Gender-based violence and how to end it

Domestic violence

While criminalised by laws, gender based violence is still enabled by entrenched cultural, social and religious norms.

Photo credit: Pool | Nation Media Group

What you need to know:

  • Evidence shows that most gender based violence victims are women and the perpetrators men.
  • Additional data shows that gender based violence in Kenya and globally increased during Covid lockdowns.

Several tragic stories of gender-based violence have been in the news recently. Two women athletes met violent, suspicious deaths, with valid reasons to consider their intimate partners as primary femicide suspects. Further, viral CCTV footage in a city hotel depicted women being beaten by angry, vicious men.

These reported cases happened to people who are in, or have access to, the public eye.

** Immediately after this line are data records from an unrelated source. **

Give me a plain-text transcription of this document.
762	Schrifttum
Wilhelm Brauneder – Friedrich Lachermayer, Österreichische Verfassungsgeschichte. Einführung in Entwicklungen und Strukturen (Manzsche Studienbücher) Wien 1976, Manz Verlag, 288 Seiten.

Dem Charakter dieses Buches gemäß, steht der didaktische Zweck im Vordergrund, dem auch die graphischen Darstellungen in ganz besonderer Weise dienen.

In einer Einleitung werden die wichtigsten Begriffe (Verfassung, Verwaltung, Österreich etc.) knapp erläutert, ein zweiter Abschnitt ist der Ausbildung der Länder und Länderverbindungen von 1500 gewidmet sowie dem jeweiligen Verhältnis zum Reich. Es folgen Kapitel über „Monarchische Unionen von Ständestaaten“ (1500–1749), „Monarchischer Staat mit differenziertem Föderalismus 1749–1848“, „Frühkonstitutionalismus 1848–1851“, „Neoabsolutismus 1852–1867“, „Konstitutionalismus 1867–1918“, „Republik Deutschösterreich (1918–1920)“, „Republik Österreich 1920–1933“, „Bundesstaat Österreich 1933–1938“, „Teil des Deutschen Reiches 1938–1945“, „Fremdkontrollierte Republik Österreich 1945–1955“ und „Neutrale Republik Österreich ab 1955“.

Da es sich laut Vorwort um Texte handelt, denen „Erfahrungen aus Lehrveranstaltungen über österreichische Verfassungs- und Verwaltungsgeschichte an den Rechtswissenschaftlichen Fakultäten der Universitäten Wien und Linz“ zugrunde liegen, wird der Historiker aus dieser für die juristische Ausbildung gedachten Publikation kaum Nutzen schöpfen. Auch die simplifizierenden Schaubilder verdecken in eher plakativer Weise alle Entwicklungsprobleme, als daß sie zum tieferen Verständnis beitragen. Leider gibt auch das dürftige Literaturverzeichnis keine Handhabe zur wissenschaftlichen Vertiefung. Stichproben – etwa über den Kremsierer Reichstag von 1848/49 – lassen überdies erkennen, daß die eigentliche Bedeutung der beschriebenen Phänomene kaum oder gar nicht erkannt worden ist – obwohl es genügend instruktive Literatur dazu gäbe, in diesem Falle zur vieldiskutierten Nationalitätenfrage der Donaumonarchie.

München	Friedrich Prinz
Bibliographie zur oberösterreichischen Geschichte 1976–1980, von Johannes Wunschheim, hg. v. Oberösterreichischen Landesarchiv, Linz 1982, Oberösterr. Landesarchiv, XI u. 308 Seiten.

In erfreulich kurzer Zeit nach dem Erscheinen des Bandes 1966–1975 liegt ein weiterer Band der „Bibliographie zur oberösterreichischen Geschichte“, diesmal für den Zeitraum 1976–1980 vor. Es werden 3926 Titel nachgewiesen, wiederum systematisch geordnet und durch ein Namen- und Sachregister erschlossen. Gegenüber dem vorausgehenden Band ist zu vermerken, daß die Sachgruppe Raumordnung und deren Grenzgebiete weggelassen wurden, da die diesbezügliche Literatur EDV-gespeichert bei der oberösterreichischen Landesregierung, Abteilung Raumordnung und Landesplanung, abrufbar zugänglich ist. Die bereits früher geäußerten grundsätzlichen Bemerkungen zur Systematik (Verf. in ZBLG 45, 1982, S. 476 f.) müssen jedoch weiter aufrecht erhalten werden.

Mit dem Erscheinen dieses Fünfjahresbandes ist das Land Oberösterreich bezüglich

But the vast majority of such cases go unreported, and happen to people who will never make news headlines. They may not even be represented by statistics. Evidence shows that most gender based violence victims are women and the perpetrators men.

Additional data shows that gender based violence in Kenya and globally increased during Covid lockdowns. It is, however, problematic to blame any crisis for the increase in social phenomena that should not even exist. While criminalised by laws, gender based violence is still enabled by entrenched cultural, social and religious norms which continue to accord men dominance at women's expense.

Men are thus empowered to enforce and maintain supremacy at all costs, leading to the oppression, abuse, injury, and deaths of countless women. This happens not just in domestic contexts or at the hand of partners, but in the workplace, the wider community and everywhere.

Existing policies have mapped out the state's three main responsibilities towards survivors: legal duty (proper investigation and prosecution of abusers); financial duty (ensuring baseline welfare like food, education and shelter support, especially for those left vulnerable by the exit of an abuser); and healthcare duty (timely quality, holistic care for acute and chronic needs of survivors).

Support for survivors

The state must, therefore, acknowledge and remediate its profound failure to look out for hundreds of thousands of victims. Accountability begins by the public demanding more support for survivors and their networks towards justice and healing. This is not just a problem for the line ministry for gender, but utmost priority for all.

As part of the justice process, abusers must also cede the privileges that enable their abuse, commit to help and treatment for change, and make full amends. Society must also listen to survivors of this abuse, and meet their needs. We must never forget each name of those taken by femicide because each death was a choice made by the murderer with community enabling.

Each of us must personally consider and deal with collective hypocrisy and double standards that allow for violent men to get away with being violent as an acceptable way of being. We must stop empty public stances against violence, and meanwhile enabling harm and protecting abusers.

We are long overdue for honest conversations and urgent actions, which have been avoided for so long at such high human cost. Making these changes will begin to enable healing for survivors, justice and safety for us all.